The goal of this multidisciplinary grant is to examine the neurobiological, genetic, brain dynamic, and neural circuit correlates of unsupervised learning and training. The proposed studies utilize the new capabilities for creating 3D immersive environments and simultaneous EEG-fMRI recordings recently established through ONR-DURIP grant # N000140811114.

Additional Information
The cerebral cortex is able to create rich representations of the world that are much more than just reinforcement learning and reflexes. Learning is often self-supervised without feedback, a type of learning referred to as unsupervised learning. Such learning, and memory, is (i) commonplace in naturalistic settings, (ii) critical to humans, (iii) encoded by LTP-type mechanisms, and (iv) of direct relevance to computational theories of learning. Using unsupervised learning, an individual builds up internal hierarchical structures and categorizations that model the statistical properties of the environment. These internal representations can be used flexibly and powerfully to acquire new information thereby creating situational
awareness and readiness to act in novel as well as in familiar environments. Yet, unsupervised learning and its neurobiological mechanisms are poorly understood. Our proposed projects will provide new understanding of the neurobiological, genetic, brain dynamic, and neural circuit correlates of this potentially powerful form of learning and training. We propose seven tasks that attack different aspects of the problem making use of parallel paradigms in rodents, flies, and humans. Task 1 maps memory during spatial learning in rats, seeking to uncover the neural engram of memory. Task 2 uses computational modeling to illuminate cortical processes of unsupervised learning in humans. Task 3 conducts studies of training, contrasting the rate and efficiency of both unsupervised and supervised learning. Task 4 explores the brain dynamics of unsupervised learning, using motion capture and virtual environments while recording cortical EEG. Tasks 5 and 6 investigate neuroimaging and genetic correlates of unsupervised learning bringing to bear the new methodology of simultaneous EEG-fMRI recording. Finally, Task 7 exploits the genetic cellular, and behavioral homologies of the fruit fly with humans to study the dopaminergic and genetic regulation of inter-regional coherence associated with learning.

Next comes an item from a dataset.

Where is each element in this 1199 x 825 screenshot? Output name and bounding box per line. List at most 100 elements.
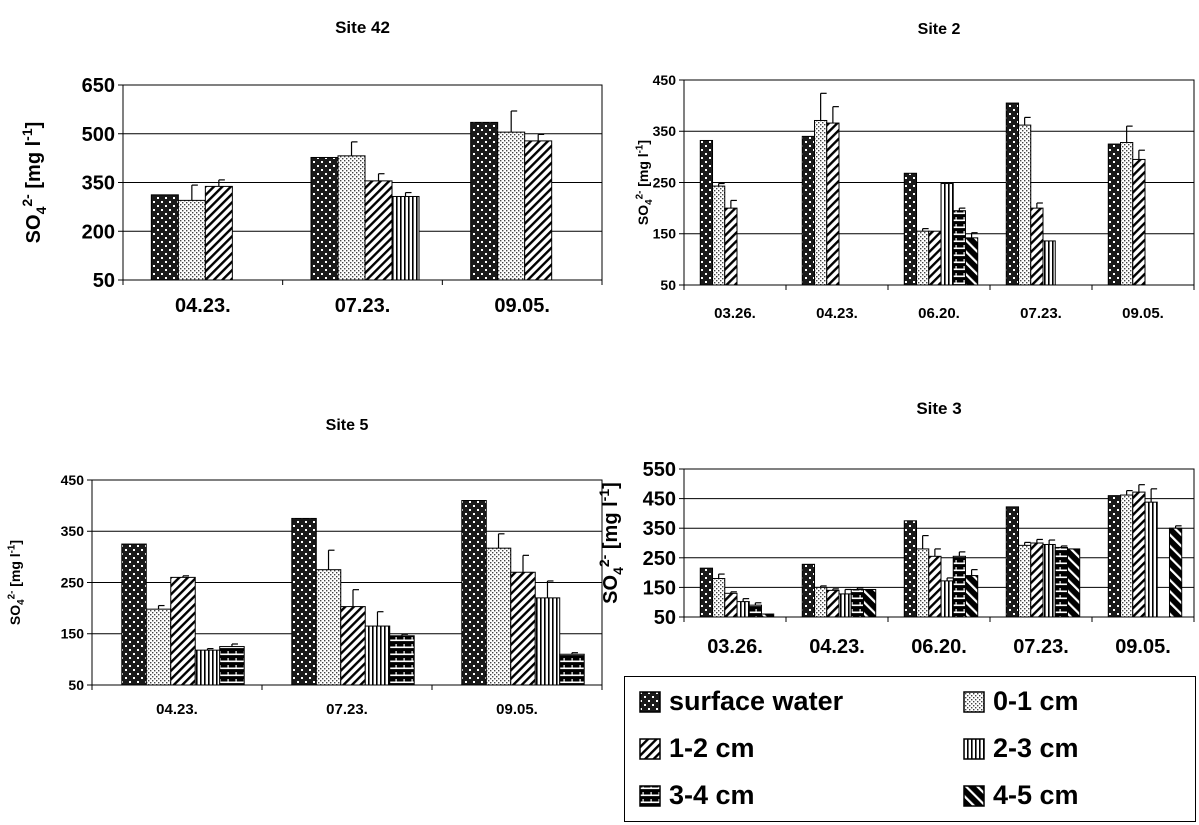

These studies should provide insight into design of the best training environments for our modern military, and increase our understanding of the underlying neurobiological, genetic, brain dynamic, and neural circuit correlates of those environments. Moreover, the studies will open the way to asking if memory enhancing drugs such as ampakines or if particular learning regimens (e.g., extensive experience with diverse environments, short vs. long sessions) change the number and/or distribution of learning-related synaptic modifications and/or the nature of the neural networks and brain dynamics that underlie unsupervised learning. This issue is fundamental to development of mechanism-based strategies for improving
learning and performance in complex environments. Finally, the genetic studies will pave the way for development of individualized training techniques that optimize learning environments.